As alms go, this is not unlike appealing to women voters by sending sponsors of the report-your-rape requirement to sensitivity training. The Ellmers-led revolt suggests that actual policy matters, too. Democrats have grappled with similar problems in the recent past. As Paul Waldman writes at the Washington Post, before the Iraq War eroded the GOP’s national security advantage, “Democrats were always defensive about it, and when they tried to come up with a new message for whatever campaign was looming, the point was never to win the argument over national security. They just wanted to minimize the damage the issue could do to them, or at best, fight to a draw so that the election would hinge on issues where they were stronger.”

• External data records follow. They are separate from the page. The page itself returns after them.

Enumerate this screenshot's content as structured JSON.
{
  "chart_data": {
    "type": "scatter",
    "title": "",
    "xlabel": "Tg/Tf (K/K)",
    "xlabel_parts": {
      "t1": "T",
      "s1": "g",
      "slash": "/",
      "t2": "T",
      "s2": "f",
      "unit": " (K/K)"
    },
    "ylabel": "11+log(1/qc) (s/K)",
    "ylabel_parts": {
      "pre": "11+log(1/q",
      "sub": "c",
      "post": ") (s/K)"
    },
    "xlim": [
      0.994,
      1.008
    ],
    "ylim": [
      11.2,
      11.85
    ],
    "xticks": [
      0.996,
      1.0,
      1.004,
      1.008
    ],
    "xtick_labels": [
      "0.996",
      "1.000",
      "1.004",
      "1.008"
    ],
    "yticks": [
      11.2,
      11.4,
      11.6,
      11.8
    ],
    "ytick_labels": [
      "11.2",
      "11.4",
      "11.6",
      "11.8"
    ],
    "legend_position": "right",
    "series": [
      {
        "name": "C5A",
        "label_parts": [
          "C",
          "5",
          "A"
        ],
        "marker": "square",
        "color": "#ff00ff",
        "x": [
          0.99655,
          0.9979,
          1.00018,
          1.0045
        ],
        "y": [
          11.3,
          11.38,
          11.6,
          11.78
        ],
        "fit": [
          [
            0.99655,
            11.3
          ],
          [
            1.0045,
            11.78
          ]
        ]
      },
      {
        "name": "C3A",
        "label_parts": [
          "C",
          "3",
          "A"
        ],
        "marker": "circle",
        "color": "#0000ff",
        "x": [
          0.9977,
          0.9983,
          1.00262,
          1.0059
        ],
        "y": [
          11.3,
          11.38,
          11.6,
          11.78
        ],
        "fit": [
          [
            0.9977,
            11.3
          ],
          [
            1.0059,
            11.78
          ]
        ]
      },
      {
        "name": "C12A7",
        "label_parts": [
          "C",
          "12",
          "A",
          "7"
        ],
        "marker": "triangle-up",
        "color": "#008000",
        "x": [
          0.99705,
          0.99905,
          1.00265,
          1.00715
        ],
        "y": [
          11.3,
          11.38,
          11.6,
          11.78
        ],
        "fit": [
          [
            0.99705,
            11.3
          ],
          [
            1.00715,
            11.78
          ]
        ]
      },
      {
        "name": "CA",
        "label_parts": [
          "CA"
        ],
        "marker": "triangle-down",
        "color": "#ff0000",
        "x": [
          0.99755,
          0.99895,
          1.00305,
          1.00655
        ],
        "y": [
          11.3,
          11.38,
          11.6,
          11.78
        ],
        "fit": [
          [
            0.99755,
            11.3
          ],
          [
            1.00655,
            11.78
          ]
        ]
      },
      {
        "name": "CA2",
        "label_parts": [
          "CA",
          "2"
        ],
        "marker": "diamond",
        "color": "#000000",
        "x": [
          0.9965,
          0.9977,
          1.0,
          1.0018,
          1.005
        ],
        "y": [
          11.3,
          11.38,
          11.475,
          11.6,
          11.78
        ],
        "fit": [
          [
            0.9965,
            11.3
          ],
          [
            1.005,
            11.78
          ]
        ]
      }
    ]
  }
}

This did not go so well. But the comparison understates the GOP challenge. In the early 2000s Democrats didn’t just mimic the right’s bellicose rhetoric. They ceded policy to Republicans in a tremendously consequential way. Republicans will be doing no such thing. They will try to fight inequality to a draw while proposing big tax cuts for the wealthy and sneaking as many financial regulatory rollbacks as they can into law.